As an intermediate goal:
- NIOSH, in collaboration with OSHA and other agencies as appropriate, should construct an integrated exposure database to include the multiple sources of exposure measurement data already available, specifically MSHA’s MSIS, Department of Energy and Nuclear Regulatory Commission personal exposure data, and relevant data from others conducting research with federal funds.
In the long term:
- NIOSH should link the integrated exposure database with the comprehensive survey data obtained in the recommended expanded HSOII
- (Recommendation D) and new data from any characterization of exposures from targeted industry-specific assessments.
- NIOSH and OSHA should explore the feasibility of receiving employer-mandated exposure sample results after considering the reliability and quality of those measurements. The agencies should work with stakeholders to develop software and other tools and to facilitate establishment-level analysis of exposure data along with benchmarking.

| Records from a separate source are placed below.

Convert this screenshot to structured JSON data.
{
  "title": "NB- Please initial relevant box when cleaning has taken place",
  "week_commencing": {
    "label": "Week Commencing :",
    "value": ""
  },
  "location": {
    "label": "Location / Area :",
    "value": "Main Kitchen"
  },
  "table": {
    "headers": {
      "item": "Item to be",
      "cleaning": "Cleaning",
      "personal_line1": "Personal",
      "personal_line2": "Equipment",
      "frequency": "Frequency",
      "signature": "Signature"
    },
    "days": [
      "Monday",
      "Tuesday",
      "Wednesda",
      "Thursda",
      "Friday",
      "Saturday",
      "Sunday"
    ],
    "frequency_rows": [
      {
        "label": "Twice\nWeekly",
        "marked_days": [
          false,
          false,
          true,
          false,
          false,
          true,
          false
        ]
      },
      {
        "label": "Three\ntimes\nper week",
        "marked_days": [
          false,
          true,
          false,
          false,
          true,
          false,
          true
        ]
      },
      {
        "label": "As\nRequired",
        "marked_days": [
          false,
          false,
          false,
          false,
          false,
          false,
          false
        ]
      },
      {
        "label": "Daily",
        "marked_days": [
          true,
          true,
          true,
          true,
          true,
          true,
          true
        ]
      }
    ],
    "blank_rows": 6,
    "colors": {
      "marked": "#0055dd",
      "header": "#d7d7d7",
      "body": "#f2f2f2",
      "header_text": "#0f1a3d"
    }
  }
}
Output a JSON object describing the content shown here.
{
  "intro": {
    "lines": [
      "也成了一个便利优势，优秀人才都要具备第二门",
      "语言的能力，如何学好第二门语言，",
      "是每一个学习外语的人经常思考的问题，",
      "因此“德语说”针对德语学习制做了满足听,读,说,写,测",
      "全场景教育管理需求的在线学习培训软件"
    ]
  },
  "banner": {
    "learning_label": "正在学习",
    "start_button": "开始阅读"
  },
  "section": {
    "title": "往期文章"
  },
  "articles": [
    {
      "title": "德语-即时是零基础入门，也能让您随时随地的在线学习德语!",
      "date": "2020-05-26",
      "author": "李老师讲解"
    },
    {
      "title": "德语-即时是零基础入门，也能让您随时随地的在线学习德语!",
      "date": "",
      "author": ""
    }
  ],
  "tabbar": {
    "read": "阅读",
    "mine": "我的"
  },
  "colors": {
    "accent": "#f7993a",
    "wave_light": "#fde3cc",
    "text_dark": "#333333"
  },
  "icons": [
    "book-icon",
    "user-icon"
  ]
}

This chapter has examined specific promising developments that, if strengthened and sustained, could significantly bolster occupational safety and health surveillance. The household survey has the potential to provide data about work from the perspective of the employees and thus supplement the current employer-based surveys. By including occupation and work-related information in electronic health records, meaningful links can be made between health and occupation with in-depth information on the health conditions. New methods for coding relevant to occupational health can expand the range of useful information by allowing the use of free-text documents as well as standardizing and assessing current efforts to extract and codify such information using emerging computational methods. Also pertinent are new employer-based electronic reporting initiatives that will provide greater data for tracking work-related illness and injury targeting and thereby enhancing prevention and treatment efforts. Worker’s compensation data and programs contribute valuable occupational safety and health information, and enhanced use of those systems could help move surveillance efforts forward. Additionally, a number of public health surveys could provide valuable work-related information if questions or modules were added. Efforts by NIOSH to strengthen the leveraging of existing systems is key to cost-effective means of enhancing occupational safety and health surveillance. Development of a more comprehensive system for periodic collection and analysis of exposure-related information would greatly enhance the nation’s ability to anticipate work-related health risks, especially for chronic diseases, which are less easily identified as being occupational in origin. Great strides could be made in this direction by improving the comprehensiveness and completeness of the exposure measurement databases already existing, and by incorporating exposure-related questions into a periodic population-based survey. Standardized, coordinated, and enhanced surveys, tools, and programs will allow occupational safety and health surveillance to become the fully functioning system that is needed to improve the health and well-being of workers. These promising developments will benefit from the research and new technologies discussed in Chapter 7.